RAII Failure - Why Does this C++ Code Leak? - throw in ctor in try block prevents dtor

不想你离开。 提交于 2021-02-10 13:10:37

问题


The output of the program below is:

begin try
Object() ctor
begin catch

Why is the Holder class's destructor not called? Is this a memory leak? Is it possible to call the Holder class's destructor without rethrowing?

#include <iostream>
#include <exception>


class Object
{
public:
    Object() { std::cout << "Object() ctor" << std::endl; }
    ~Object() { std::cout << "~Object() dtor" << std::endl; }
};

class Holder
{

public:
    Holder() :myObjectP( new Object() )
    {
        throw std::exception();
    }
    ~Holder()
    {
        std::cout << "~Holder()" << std::endl;
        delete myObjectP;
    }
private:
    Object* myObjectP;

};

int main(int argc, char* argv[])
{
    try
    {
        std::cout << "begin try" << std::endl;
        Holder h;
    }
    catch ( ... )
    {
        std::cout << "begin catch" << std::endl;
    }
    return 0;
}

回答1:


In this case, your Holder object h is not fully constructued, that is that h's constructor had not finished its construction before the stack unwinding process had begun.
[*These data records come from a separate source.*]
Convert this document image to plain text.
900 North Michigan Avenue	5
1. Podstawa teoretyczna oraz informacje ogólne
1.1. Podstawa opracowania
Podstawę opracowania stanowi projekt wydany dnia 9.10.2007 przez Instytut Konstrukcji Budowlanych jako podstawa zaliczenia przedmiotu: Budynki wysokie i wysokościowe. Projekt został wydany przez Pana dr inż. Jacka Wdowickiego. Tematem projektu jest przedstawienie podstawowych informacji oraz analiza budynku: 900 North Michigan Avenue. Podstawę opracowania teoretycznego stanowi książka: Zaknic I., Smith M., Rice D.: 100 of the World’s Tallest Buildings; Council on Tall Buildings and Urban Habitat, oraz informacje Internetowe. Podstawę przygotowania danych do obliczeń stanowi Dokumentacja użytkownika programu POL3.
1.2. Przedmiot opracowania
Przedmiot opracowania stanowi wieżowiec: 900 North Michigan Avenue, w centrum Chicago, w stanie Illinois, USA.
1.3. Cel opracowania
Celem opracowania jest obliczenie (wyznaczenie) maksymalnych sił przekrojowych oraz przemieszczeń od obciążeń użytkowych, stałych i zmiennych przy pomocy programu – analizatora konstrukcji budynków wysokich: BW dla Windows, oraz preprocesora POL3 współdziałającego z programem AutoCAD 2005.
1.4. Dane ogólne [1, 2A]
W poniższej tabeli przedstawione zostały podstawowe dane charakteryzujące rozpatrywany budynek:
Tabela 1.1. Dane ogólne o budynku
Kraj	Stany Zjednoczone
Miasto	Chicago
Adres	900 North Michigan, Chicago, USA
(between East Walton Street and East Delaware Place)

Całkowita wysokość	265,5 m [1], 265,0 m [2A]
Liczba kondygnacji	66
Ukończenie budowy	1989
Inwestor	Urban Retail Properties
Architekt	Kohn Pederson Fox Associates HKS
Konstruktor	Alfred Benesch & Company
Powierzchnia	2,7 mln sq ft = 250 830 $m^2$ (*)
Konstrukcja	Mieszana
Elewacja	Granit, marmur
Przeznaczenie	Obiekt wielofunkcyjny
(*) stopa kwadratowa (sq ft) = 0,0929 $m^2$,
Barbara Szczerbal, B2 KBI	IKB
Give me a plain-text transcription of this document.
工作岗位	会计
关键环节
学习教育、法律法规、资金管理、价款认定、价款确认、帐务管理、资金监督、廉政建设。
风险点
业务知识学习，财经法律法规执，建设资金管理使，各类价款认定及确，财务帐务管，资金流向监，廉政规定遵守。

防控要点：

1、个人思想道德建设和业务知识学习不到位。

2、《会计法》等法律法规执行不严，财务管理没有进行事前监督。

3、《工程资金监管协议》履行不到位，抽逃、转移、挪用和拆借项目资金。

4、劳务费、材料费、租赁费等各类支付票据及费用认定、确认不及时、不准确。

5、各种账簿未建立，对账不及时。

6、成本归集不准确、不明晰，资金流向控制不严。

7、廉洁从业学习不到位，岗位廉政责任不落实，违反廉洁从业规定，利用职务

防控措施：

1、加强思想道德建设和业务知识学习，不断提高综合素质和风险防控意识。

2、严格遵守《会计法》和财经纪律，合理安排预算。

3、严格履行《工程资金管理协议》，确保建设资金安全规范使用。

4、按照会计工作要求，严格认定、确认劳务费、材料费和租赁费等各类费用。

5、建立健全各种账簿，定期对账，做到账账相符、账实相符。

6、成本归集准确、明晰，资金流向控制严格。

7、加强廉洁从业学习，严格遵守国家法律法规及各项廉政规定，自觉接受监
C++11 15.2 Constructors and destructors (2)

An object of any storage duration whose initialization or destruction is terminated by an exception will have destructors executed for all of its fully constructed subobjects (excluding the variant members of a union-like class), that is, for subobjects for which the principal constructor (12.6.2) has completed execution and the destructor has not yet begun execution.